Muitos desses, que conheci, críticos ocultos do situacionismo vigente então, acabados esses trâmites imprescindíveis de abandono do fardo histórico, não tardaram a adaptar-se ao novo sistema, após a vigência efémera no regime pelo qual lutaram e donde saíram, depressa cientes das desonestidades e barbaridades pendentes de uma revolução a coberto de um presumível conhecimento dos ditames marxistas, mas, acima de tudo, movida por vil interesse de mando e poder. E todos esses virtuosos do marxismo, depressa se desfizeram do emplastro, singrando pelos horizontes de uma aparente cordura  governativa que a todos acolhia democraticamente, mas cada vez mais marginalizando o partido do PREC, para singrar esplendorosamente segundo o convénio europeu salvador do desastre.

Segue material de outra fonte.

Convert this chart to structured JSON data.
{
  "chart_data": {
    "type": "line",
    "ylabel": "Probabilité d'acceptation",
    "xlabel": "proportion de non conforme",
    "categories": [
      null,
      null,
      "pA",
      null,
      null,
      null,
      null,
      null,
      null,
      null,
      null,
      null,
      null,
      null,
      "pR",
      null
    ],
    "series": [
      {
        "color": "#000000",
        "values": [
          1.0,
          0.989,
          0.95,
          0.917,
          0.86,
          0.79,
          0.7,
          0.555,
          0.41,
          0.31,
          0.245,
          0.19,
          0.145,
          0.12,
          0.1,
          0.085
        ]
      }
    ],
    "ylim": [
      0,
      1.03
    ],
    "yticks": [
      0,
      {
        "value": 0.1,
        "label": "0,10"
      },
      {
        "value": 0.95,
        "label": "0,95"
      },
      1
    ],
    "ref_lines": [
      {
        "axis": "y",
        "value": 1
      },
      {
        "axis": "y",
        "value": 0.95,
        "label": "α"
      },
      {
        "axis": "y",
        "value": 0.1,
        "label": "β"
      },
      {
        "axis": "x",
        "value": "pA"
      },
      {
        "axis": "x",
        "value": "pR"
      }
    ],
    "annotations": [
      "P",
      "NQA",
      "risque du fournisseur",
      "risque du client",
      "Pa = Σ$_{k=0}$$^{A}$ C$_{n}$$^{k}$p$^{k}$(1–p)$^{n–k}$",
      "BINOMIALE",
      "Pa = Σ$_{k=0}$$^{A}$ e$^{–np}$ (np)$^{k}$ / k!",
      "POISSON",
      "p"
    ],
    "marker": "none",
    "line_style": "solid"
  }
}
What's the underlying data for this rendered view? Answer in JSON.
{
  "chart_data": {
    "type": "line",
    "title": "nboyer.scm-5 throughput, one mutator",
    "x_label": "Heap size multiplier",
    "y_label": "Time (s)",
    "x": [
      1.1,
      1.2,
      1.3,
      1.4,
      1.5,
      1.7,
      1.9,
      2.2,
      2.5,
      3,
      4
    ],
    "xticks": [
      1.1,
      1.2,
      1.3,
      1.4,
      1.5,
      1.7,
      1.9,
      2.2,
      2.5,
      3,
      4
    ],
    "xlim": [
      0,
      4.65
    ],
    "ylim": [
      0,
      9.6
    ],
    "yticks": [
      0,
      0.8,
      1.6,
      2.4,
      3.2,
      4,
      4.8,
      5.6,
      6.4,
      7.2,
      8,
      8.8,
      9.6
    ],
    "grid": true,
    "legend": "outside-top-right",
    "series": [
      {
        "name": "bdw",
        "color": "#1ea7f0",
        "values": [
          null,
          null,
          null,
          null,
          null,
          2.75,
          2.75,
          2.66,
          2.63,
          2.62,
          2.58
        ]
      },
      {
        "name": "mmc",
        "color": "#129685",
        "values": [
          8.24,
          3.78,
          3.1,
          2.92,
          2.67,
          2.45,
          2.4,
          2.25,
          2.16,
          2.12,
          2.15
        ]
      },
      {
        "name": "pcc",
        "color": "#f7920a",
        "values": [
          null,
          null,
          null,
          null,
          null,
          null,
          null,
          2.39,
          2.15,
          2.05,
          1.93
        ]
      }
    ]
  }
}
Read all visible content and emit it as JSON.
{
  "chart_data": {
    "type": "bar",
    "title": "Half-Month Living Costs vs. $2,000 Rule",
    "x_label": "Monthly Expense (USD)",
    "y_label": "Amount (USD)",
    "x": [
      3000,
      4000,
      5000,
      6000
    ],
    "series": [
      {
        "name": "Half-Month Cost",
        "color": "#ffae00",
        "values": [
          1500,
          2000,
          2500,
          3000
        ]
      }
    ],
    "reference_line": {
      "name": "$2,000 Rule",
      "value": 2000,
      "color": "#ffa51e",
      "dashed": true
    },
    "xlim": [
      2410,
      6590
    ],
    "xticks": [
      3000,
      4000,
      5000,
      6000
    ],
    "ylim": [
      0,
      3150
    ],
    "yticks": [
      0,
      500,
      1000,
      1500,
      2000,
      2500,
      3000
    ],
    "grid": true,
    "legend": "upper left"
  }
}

E foi neste clima de travessia, amparada externamente, com muitas cambalhotas internas de mistura,  que se inseriram os Pachecos Pereiras dos labirintos tortuosos das intelectualidades capazes de todas as tergiversações, mas não enigmáticos, no desconcerto, por vezes, de algumas suas teorias, provindas de um amplo e superior estudo que lhes dá pano para muitas mangas discursivas, mas que a prosa clara e lógica de um Lobo Xavier, por exemplo, consegue desmistificar, na Quadratura do Círculo. De resto, concordo com uma certa probidade intelectual de Pacheco Pereira, e admirarei sempre o seu dom de exposição oral e escrita, juntamente com as barbas da nobre intelectualidade, apesar de tudo sem jactância.
Que enigma labiríntico é Pacheco Pereira?
Castro Guedes  - Público, 17/06/2016  Tópicos: Governo; PSD; História; Pacheco Pereira
Tenho dado por mim a interrogar-me por que será que cada vez me identifico mais vezes com o que este homem diz. Será porque ele girou 180 graus? Ou girei eu?... Não me parece. Claro que, como tudo no Mundo, ambos devemos ter girado alguns graus. Mas nem sempre, necessariamente, no sentido de uma aproximação.
Então porquê? Qual será a principal razão?
Também sei que não é por qualquer tipo de tacticismo político dentro de mim. Se o fosse, eu não estaria, certamente, a entrar N vezes em rota de colisão frontal, e violenta, com as “esquerdas”. Mesmo que isso não signifique a mais remota possibilidade de aproximação a estas “direitas” que temos (e não só em Portugal). E talvez seja por isto mesmo que cada vez mais me delicio quando dou conta que estou a pensar com ele. Nem sempre como ele. Mas com a possibilidade de partilhar do pensamento de outro. De um outro que pensa fora do mainstream do politicamente correcto, contrariando mesmo um certo (supostamente) à margem, que é o ramalhete que decora o próprio status quo.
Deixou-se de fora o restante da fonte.